Description of problem: The first NULL pointer check in lcms-CVE-2009-0793.patch is in the wrong place, it's after the pointer is dereferenced. Version-Release number of selected component (if applicable): lcms-1.18-3.fc12 Additional info: lcms 1.19 was released recently which has that NULL pointer check in the correct location.
There is no advices from lcms upsteam about this CVE yet. lcms 1.19 has been updated in Rawhide...
I have missunderstood the report...
lcms-1.19-1.fc12 has been submitted as an update for Fedora 12. http://admin.fedoraproject.org/updates/lcms-1.19-1.fc12
lcms-1.19-1.fc11 has been submitted as an update for Fedora 11. http://admin.fedoraproject.org/updates/lcms-1.19-1.fc11
lcms-1.19-1.fc11 has been pushed to the Fedora 11 testing repository.

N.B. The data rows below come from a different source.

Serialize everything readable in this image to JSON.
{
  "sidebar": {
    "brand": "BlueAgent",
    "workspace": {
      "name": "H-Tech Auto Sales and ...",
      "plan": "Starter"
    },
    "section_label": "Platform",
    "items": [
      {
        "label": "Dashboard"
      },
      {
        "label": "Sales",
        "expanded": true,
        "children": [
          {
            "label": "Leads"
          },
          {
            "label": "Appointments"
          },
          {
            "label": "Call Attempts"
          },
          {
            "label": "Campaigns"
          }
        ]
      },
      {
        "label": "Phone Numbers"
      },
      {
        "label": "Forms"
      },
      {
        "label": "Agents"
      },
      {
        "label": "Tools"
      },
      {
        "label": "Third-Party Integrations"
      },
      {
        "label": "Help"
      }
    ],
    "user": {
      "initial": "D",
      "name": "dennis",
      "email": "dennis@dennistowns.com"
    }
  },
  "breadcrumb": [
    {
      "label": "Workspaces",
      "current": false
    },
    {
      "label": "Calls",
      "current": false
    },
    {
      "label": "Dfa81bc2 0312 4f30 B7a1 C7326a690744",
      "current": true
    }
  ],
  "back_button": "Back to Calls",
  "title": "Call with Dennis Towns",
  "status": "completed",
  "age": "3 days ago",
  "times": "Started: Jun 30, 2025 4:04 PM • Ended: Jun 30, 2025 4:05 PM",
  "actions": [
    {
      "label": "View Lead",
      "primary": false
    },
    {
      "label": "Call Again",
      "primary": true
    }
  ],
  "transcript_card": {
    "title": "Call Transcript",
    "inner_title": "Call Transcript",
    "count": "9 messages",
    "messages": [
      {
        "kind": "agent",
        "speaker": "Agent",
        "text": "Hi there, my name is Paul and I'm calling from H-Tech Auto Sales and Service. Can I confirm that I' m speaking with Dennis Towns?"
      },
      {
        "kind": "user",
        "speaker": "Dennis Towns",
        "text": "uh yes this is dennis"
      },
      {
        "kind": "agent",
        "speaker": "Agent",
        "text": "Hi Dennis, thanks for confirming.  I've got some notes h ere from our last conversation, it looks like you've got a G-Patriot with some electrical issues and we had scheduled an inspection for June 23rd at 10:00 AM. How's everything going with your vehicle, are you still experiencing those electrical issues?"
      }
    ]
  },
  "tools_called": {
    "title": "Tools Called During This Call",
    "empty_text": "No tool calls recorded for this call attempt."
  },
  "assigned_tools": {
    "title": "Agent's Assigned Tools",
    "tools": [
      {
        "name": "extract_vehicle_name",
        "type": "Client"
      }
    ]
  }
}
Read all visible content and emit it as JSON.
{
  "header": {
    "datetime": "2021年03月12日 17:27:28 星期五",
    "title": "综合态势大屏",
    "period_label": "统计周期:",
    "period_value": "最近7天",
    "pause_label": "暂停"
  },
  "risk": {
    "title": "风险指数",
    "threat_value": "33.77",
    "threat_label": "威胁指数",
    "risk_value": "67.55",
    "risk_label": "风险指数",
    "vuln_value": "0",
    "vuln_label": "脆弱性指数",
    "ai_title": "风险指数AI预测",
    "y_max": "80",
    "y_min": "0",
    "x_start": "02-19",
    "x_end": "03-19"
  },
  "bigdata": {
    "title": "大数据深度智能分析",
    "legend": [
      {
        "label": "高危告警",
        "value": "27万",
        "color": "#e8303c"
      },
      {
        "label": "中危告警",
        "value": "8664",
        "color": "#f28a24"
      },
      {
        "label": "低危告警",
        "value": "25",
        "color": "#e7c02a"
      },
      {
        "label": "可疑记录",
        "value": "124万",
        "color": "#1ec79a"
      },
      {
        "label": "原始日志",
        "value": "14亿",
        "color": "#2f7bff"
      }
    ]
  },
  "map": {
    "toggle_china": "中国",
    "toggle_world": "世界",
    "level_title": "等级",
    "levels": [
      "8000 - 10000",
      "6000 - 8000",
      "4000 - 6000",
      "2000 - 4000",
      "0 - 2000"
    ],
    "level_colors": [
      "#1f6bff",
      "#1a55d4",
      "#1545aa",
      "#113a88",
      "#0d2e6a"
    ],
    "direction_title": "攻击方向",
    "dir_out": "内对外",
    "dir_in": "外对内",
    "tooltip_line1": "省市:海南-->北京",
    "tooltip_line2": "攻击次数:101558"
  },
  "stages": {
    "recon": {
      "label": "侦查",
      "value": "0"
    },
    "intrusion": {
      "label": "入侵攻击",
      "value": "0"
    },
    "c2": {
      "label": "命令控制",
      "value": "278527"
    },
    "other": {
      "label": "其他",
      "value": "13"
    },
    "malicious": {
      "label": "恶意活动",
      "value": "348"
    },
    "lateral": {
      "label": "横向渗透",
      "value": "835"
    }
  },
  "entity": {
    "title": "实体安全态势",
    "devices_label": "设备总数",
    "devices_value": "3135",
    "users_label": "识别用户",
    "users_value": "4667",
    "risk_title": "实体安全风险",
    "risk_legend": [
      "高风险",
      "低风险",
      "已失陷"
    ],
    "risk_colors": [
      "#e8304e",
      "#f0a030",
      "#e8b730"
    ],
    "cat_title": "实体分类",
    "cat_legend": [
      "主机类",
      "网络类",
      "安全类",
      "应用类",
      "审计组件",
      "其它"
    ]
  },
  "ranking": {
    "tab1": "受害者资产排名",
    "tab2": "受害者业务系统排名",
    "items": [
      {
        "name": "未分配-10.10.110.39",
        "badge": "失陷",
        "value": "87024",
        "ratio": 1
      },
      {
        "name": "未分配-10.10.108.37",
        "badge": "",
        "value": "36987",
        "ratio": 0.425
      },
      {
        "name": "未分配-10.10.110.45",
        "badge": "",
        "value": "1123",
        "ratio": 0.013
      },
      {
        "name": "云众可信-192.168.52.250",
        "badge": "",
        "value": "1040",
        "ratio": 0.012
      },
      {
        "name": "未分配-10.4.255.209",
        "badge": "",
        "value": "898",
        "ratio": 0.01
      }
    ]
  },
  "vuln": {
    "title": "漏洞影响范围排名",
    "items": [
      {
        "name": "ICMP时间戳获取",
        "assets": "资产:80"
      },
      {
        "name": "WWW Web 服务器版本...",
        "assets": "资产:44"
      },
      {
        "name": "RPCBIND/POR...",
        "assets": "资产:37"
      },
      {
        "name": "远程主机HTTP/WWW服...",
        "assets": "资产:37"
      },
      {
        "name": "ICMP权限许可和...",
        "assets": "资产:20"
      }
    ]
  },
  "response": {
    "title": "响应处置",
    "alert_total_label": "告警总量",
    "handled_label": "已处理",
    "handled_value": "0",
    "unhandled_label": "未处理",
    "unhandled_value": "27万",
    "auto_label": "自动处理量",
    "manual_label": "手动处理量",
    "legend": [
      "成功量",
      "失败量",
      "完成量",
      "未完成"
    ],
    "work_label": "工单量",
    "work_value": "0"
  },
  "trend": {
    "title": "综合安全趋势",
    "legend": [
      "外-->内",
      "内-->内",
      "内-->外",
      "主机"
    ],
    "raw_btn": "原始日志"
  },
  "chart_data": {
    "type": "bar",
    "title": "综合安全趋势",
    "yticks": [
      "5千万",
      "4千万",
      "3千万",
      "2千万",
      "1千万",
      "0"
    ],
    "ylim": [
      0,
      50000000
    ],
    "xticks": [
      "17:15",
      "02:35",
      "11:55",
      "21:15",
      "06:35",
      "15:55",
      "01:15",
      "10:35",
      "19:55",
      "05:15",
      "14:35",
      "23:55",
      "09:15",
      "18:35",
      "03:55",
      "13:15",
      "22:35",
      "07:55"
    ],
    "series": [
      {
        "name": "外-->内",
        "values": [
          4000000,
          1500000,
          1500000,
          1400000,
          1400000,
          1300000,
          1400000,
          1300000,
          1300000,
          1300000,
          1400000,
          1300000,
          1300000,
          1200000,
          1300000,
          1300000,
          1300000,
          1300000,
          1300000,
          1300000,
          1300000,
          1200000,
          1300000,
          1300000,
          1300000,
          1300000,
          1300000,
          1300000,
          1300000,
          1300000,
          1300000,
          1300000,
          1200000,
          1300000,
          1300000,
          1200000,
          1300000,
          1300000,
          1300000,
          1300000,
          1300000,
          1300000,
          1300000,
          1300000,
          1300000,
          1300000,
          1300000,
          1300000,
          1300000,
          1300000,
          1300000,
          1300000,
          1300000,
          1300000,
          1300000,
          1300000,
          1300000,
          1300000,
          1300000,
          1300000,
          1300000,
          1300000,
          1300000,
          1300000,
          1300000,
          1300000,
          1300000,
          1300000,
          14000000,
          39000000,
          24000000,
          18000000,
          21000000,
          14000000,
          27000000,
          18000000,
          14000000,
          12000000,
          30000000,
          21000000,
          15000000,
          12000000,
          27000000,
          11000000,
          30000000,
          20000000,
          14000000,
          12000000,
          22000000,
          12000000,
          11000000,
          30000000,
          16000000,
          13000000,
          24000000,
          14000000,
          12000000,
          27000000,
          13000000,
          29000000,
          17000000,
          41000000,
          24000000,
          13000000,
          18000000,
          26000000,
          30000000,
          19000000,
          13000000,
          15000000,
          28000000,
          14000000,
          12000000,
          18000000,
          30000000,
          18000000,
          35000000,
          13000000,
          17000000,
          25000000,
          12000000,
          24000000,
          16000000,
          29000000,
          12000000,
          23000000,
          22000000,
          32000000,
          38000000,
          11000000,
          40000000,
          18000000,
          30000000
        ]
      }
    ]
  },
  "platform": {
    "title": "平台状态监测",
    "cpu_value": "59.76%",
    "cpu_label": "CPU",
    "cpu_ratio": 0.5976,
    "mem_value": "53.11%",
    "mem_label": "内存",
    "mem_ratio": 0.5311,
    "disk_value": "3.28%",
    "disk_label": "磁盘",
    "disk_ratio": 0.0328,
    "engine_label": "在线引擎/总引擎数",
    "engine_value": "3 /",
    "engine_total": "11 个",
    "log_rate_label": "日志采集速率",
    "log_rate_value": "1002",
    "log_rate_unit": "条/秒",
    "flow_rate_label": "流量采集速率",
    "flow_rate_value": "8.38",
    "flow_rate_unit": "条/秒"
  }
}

If problems still persist, please make note of it in this bug report. If you want to test the update, you can install it with su -c 'yum --enablerepo=updates-testing update lcms'. You can provide feedback for this update here: http://admin.fedoraproject.org/updates/F11/FEDORA-2010-1268
lcms-1.19-1.fc12 has been pushed to the Fedora 12 testing repository. If problems still persist, please make note of it in this bug report. If you want to test the update, you can install it with su -c 'yum --enablerepo=updates-testing update lcms'. You can provide feedback for this update here: http://admin.fedoraproject.org/updates/F12/FEDORA-2010-1274
lcms-1.19-1.fc12 has been pushed to the Fedora 12 stable repository. If problems still persist, please make note of it in this bug report.
lcms-1.19-1.fc11 has been pushed to the Fedora 11 stable repository. If problems still persist, please make note of it in this bug report.